Стая еще немного поорала, повыступала, я отпила глоток гаденького растворимого кофе (в забегаловке на набережной только пиво было приличным) и блаженно потянулась. Предвкушение праздника не могли испортить ни набегающие тучи, ни вопли крылатых флибустьеров, ни сонная официантка, одним видом убивающая желание позавтракать. Предвкушение праздника – состояние особое, и его не способны испортить мелкие пакости вроде дождя или слишком сладкого кофе из пакетика «3 в 1». Я сидела под тентом кафе на набережной и любовалась видом двухпалубного белого парохода – класс «река – море», как скупо информировал Туполев, – пришвартованного метрах в пятистах от меня.
Слов нет, я могла бы любоваться пароходом и с более близкого расстояния, но возле трапа «Мадемуазели» не нашлось уютного столика под балдахином и пластмассового креслица. И потому, побродив по пристани туда-сюда, туда-сюда, я направила стопы к торговому комплексу (бывший кинотеатр «Мираж»), где этих самых столиков расположилось – пруд пруди. Причем абсолютно свободных и девственно чистых, поскольку время вечернего моциона горожан еще не наступило.

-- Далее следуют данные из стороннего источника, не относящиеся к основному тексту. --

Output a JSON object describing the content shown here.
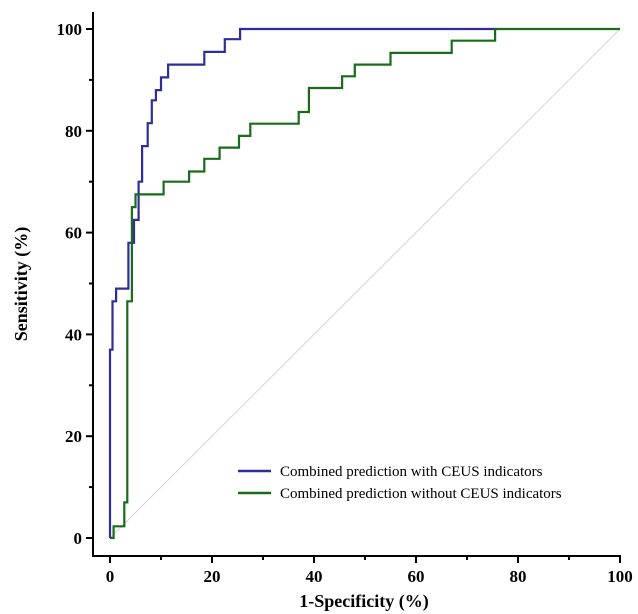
{
  "chart_data": {
    "type": "line",
    "xlabel": "1-Specificity (%)",
    "ylabel": "Sensitivity (%)",
    "xlim": [
      0,
      100
    ],
    "ylim": [
      0,
      100
    ],
    "x_ticks": [
      "0",
      "20",
      "40",
      "60",
      "80",
      "100"
    ],
    "y_ticks": [
      "0",
      "20",
      "40",
      "60",
      "80",
      "100"
    ],
    "legend_position": "bottom-right",
    "grid": false,
    "reference_line": {
      "from": [
        0,
        0
      ],
      "to": [
        100,
        100
      ],
      "color": "#d4d4d4"
    },
    "series": [
      {
        "name": "Combined prediction with CEUS indicators",
        "color": "#2e2e9a",
        "x": [
          0,
          0,
          0.5,
          0.5,
          1.2,
          1.2,
          2,
          2,
          3.6,
          3.6,
          4.7,
          4.7,
          5.6,
          5.6,
          6.3,
          6.3,
          7.4,
          7.4,
          8.2,
          8.2,
          9,
          9,
          10,
          10,
          11.4,
          11.4,
          18.5,
          18.5,
          22.5,
          22.5,
          25.5,
          25.5,
          75.5
        ],
        "y": [
          0,
          37,
          37,
          46.5,
          46.5,
          49,
          49,
          49,
          49,
          58,
          58,
          62.5,
          62.5,
          70,
          70,
          77,
          77,
          81.5,
          81.5,
          86,
          86,
          88,
          88,
          90.5,
          90.5,
          93,
          93,
          95.5,
          95.5,
          98,
          98,
          100,
          100
        ]
      },
      {
        "name": "Combined prediction without CEUS indicators",
        "color": "#1a6b1a",
        "x": [
          0,
          0.7,
          0.7,
          2.8,
          2.8,
          3.4,
          3.4,
          4.3,
          4.3,
          5,
          5,
          5.8,
          5.8,
          10.5,
          10.5,
          15.5,
          15.5,
          18.5,
          18.5,
          21.5,
          21.5,
          25.3,
          25.3,
          26,
          26,
          27.5,
          27.5,
          37,
          37,
          39,
          39,
          43,
          43,
          45.5,
          45.5,
          48,
          48,
          55,
          55,
          67,
          67,
          75.5,
          75.5,
          100
        ],
        "y": [
          0,
          0,
          2.3,
          2.3,
          7,
          7,
          46.5,
          46.5,
          65,
          65,
          67.5,
          67.5,
          67.5,
          67.5,
          70,
          70,
          72,
          72,
          74.5,
          74.5,
          76.7,
          76.7,
          79,
          79,
          79,
          79,
          81.4,
          81.4,
          83.7,
          83.7,
          88.4,
          88.4,
          88.4,
          88.4,
          90.7,
          90.7,
          93,
          93,
          95.3,
          95.3,
          97.7,
          97.7,
          100,
          100
        ]
      }
    ]
  }
}
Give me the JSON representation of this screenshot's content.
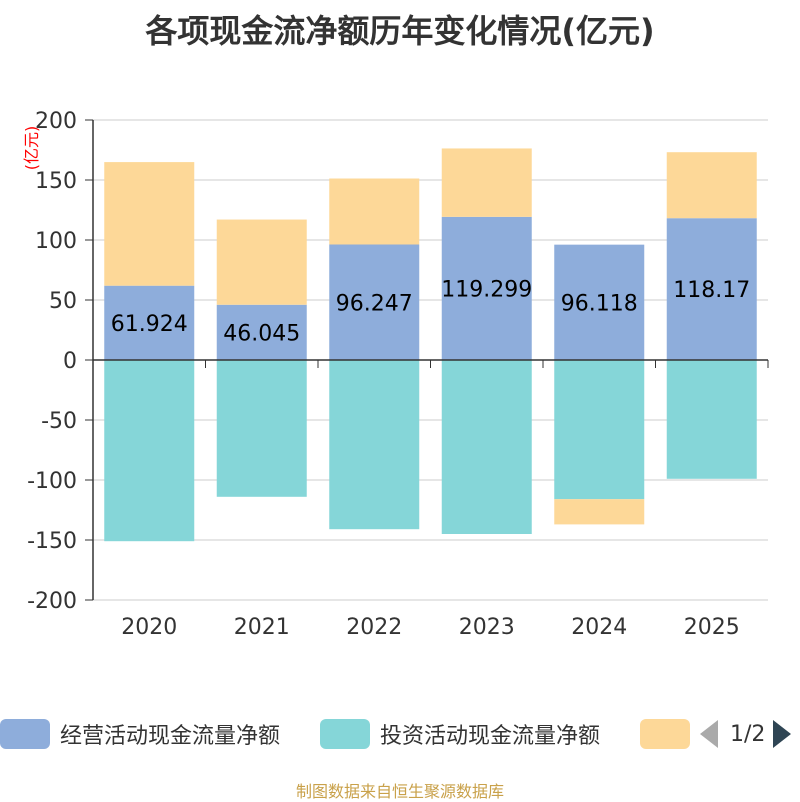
{
  "title": "各项现金流净额历年变化情况(亿元)",
  "colors": {
    "operating": "#8eaddb",
    "investing": "#85d6d8",
    "financing": "#fdd898",
    "axis": "#333333",
    "grid": "#cccccc"
  },
  "chart_data": {
    "type": "bar",
    "stacked": true,
    "ylabel": "(亿元)",
    "ylim": [
      -200,
      200
    ],
    "yticks": [
      200,
      150,
      100,
      50,
      0,
      -50,
      -100,
      -150,
      -200
    ],
    "categories": [
      "2020",
      "2021",
      "2022",
      "2023",
      "2024",
      "2025"
    ],
    "grid": true,
    "legend_position": "bottom",
    "series": [
      {
        "name": "经营活动现金流量净额",
        "values": [
          61.924,
          46.045,
          96.247,
          119.299,
          96.118,
          118.17
        ],
        "labels": [
          "61.924",
          "46.045",
          "96.247",
          "119.299",
          "96.118",
          "118.17"
        ]
      },
      {
        "name": "投资活动现金流量净额",
        "values": [
          -151,
          -114,
          -141,
          -145,
          -116,
          -99
        ]
      },
      {
        "values": [
          103,
          71,
          55,
          57,
          -21,
          55
        ]
      }
    ]
  },
  "legend": {
    "items": [
      {
        "label": "经营活动现金流量净额"
      },
      {
        "label": "投资活动现金流量净额"
      },
      {
        "label": ""
      }
    ],
    "page": "1/2"
  },
  "footer": "制图数据来自恒生聚源数据库"
}
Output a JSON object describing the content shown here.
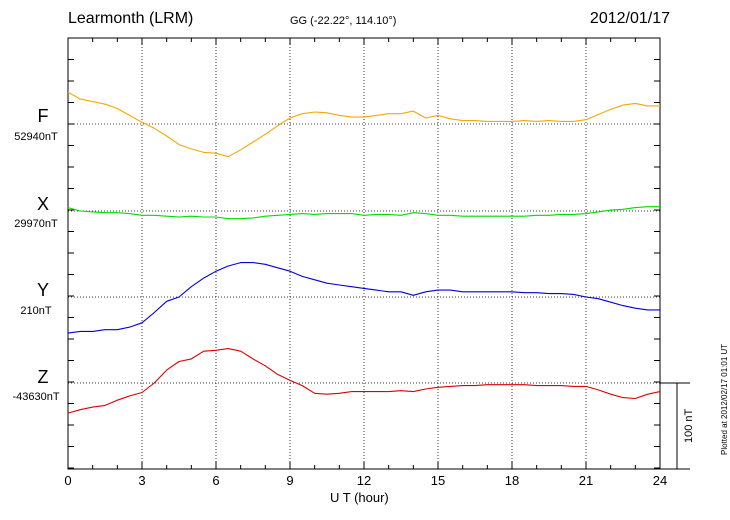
{
  "header": {
    "station": "Learmonth (LRM)",
    "coords": "GG (-22.22°, 114.10°)",
    "date": "2012/01/17"
  },
  "footer": {
    "plotted": "Plotted at 2012/02/17 01:01 UT"
  },
  "scale_bar": {
    "label": "100 nT",
    "value_nT": 100
  },
  "colors": {
    "F": "#f5a800",
    "X": "#00dd00",
    "Y": "#0000dd",
    "Z": "#dd0000"
  },
  "chart_data": {
    "type": "line",
    "xlabel": "U T (hour)",
    "xlim": [
      0,
      24
    ],
    "x_ticks": [
      "0",
      "3",
      "6",
      "9",
      "12",
      "15",
      "18",
      "21",
      "24"
    ],
    "grid": "dotted",
    "units": "nT",
    "series": [
      {
        "name": "F",
        "baseline_label": "52940nT",
        "x": [
          0,
          0.5,
          1,
          1.5,
          2,
          2.5,
          3,
          3.5,
          4,
          4.5,
          5,
          5.5,
          6,
          6.5,
          7,
          7.5,
          8,
          8.5,
          9,
          9.5,
          10,
          10.5,
          11,
          11.5,
          12,
          12.5,
          13,
          13.5,
          14,
          14.5,
          15,
          15.5,
          16,
          16.5,
          17,
          17.5,
          18,
          18.5,
          19,
          19.5,
          20,
          20.5,
          21,
          21.5,
          22,
          22.5,
          23,
          23.5,
          24
        ],
        "values": [
          37,
          29,
          26,
          23,
          18,
          10,
          2,
          -5,
          -14,
          -24,
          -29,
          -33,
          -34,
          -38,
          -30,
          -21,
          -12,
          -2,
          7,
          12,
          14,
          13,
          10,
          8,
          8,
          10,
          12,
          12,
          15,
          7,
          10,
          6,
          4,
          4,
          3,
          3,
          3,
          4,
          3,
          4,
          3,
          3,
          5,
          11,
          17,
          22,
          24,
          21,
          21
        ]
      },
      {
        "name": "X",
        "baseline_label": "29970nT",
        "x": [
          0,
          0.5,
          1,
          1.5,
          2,
          2.5,
          3,
          3.5,
          4,
          4.5,
          5,
          5.5,
          6,
          6.5,
          7,
          7.5,
          8,
          8.5,
          9,
          9.5,
          10,
          10.5,
          11,
          11.5,
          12,
          12.5,
          13,
          13.5,
          14,
          14.5,
          15,
          15.5,
          16,
          16.5,
          17,
          17.5,
          18,
          18.5,
          19,
          19.5,
          20,
          20.5,
          21,
          21.5,
          22,
          22.5,
          23,
          23.5,
          24
        ],
        "values": [
          4,
          0,
          -1,
          -2,
          -2,
          -3,
          -5,
          -5,
          -6,
          -7,
          -6,
          -7,
          -7,
          -9,
          -9,
          -8,
          -6,
          -5,
          -4,
          -3,
          -4,
          -3,
          -3,
          -3,
          -5,
          -4,
          -4,
          -5,
          -2,
          -3,
          -5,
          -5,
          -6,
          -6,
          -6,
          -6,
          -6,
          -6,
          -5,
          -5,
          -4,
          -4,
          -3,
          -1,
          1,
          2,
          4,
          5,
          5
        ]
      },
      {
        "name": "Y",
        "baseline_label": "210nT",
        "x": [
          0,
          0.5,
          1,
          1.5,
          2,
          2.5,
          3,
          3.5,
          4,
          4.5,
          5,
          5.5,
          6,
          6.5,
          7,
          7.5,
          8,
          8.5,
          9,
          9.5,
          10,
          10.5,
          11,
          11.5,
          12,
          12.5,
          13,
          13.5,
          14,
          14.5,
          15,
          15.5,
          16,
          16.5,
          17,
          17.5,
          18,
          18.5,
          19,
          19.5,
          20,
          20.5,
          21,
          21.5,
          22,
          22.5,
          23,
          23.5,
          24
        ],
        "values": [
          -42,
          -40,
          -40,
          -38,
          -38,
          -35,
          -30,
          -18,
          -5,
          0,
          12,
          22,
          30,
          36,
          40,
          40,
          38,
          34,
          30,
          24,
          20,
          16,
          14,
          12,
          10,
          8,
          6,
          6,
          2,
          6,
          8,
          8,
          6,
          6,
          6,
          6,
          6,
          5,
          5,
          4,
          4,
          3,
          0,
          -2,
          -6,
          -10,
          -13,
          -15,
          -15
        ]
      },
      {
        "name": "Z",
        "baseline_label": "-43630nT",
        "x": [
          0,
          0.5,
          1,
          1.5,
          2,
          2.5,
          3,
          3.5,
          4,
          4.5,
          5,
          5.5,
          6,
          6.5,
          7,
          7.5,
          8,
          8.5,
          9,
          9.5,
          10,
          10.5,
          11,
          11.5,
          12,
          12.5,
          13,
          13.5,
          14,
          14.5,
          15,
          15.5,
          16,
          16.5,
          17,
          17.5,
          18,
          18.5,
          19,
          19.5,
          20,
          20.5,
          21,
          21.5,
          22,
          22.5,
          23,
          23.5,
          24
        ],
        "values": [
          -35,
          -31,
          -28,
          -26,
          -20,
          -15,
          -11,
          0,
          15,
          25,
          28,
          37,
          38,
          40,
          37,
          28,
          20,
          10,
          3,
          -3,
          -12,
          -13,
          -12,
          -10,
          -10,
          -10,
          -10,
          -9,
          -10,
          -7,
          -5,
          -4,
          -3,
          -3,
          -2,
          -2,
          -2,
          -2,
          -3,
          -3,
          -3,
          -4,
          -4,
          -8,
          -13,
          -17,
          -18,
          -13,
          -10
        ]
      }
    ]
  }
}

Был прохладный дообеденный час, и даже наплыв отоваренных в «Мираже» граждан еще не успел осчастливить чаевыми уснувшую возле стойки официантку. Из посетителей в кафе – только я и чайки.
Блестящая лента реки слепила глаза даже сквозь защитные очки, я поменяла угол обзора и, повернув голову немного назад, взглянула на приснопамятный «Мираж».
Здание скончавшегося в постперестроечную эпоху кинотеатра радовало глаз монументально-серым бетоном и обилием стекла по фасаду. По странной прихоти архитектора кинотеатр радовал стеклянным передом не оживленный городской проспект, а пустую набережную, крикливых чаек и редких рыбаков, стоящих, надо сказать, к парадному фасаду тоже далеко не лицом. Дивным ликом застекленного монстра – стиль постройки напоминал Кремлевский дворец съездов – в основном любовались пассажиры прогулочных катеров, совершающих обзорные экскурсии вниз по реке.
Не удивлюсь, если и захирел-то кинотеатр из-за этой архитектурной оплошности: для того, чтобы попасть к кассам, потенциальным зрителям приходилось огибать огромное строение и топать по продуваемой всеми ветрами площади. Зимой и в промозглое межсезонье дамы здесь едва-едва подолы удерживали от несущегося с реки сквозняка.
А зачем, спрашивается, страдать? В городе и без «Миража» полно кинотеатров, приветливо распахивающих двери в пяти метрах от проезжей части. «Мираж» хирел, прозябал и в конце концов отдался квадратными метрами под торговые павильоны, бутики и выставочные стенды. Расторопные торговцы мудро плюнули в сторону застекленного фасада и сделали так, чтобы народу удобнее получилось: раскрыли для посетителей задние двери почившего кинозала. Торговому люду не до архитектурных излишеств, им бы покупателя заманить и отоварить.
…Оглаживая рассеянным взглядом серый бетон, я медленно попивала кофе и пыталась мысленно сверить список собранных в поездку вещей. Два пухлых чемодана дожидались меня дома в прихожей, а серая туча целенаправленно двигалась к белому пароходу и образно напоминала: не забудь, Соня, зонт! И плащ с резиновыми сапогами.
Я заботливо внесла в мысленный список несколько вышеперечисленных предметов, прищурилась в сторону «Миража» и увидела забавную картину. В проходе между двумя рядами стеклянных дверей метался перепуганный гражданин в мешковатом костюме, клетчатой кепке и круглых очках в стиле Джона Леннона или кота Базилио. Гражданин бился о двери и искал выход.
«Ильфа и Петрова не читал, – вздохнув, подумала я. – «В Москве любят запирать двери». А у нас хоть и не Москва, но двери тоже повсеместно заперты».
Гражданин в мешковатом костюме метался по стеклянному вольеру, пихал локтями двери, и выражение его лица напомнило мне вопль Ивана Грозного из кинофильма «Иван Васильевич меняет профессию»: «Замуровали, демоны!!!»
«Или «Двенадцать стульев» не читал, или иностранец», – снова вздохнула я и уже собралась помахать рукой бедолаге и жестами направить его к крайней и, скорее всего, незапертой двери, как он сам, методом локтевого тыка, ее обнаружил. Выскочил на площадь, легко сбежал по нескольким ступеням к набережной и направился к стойке кафе.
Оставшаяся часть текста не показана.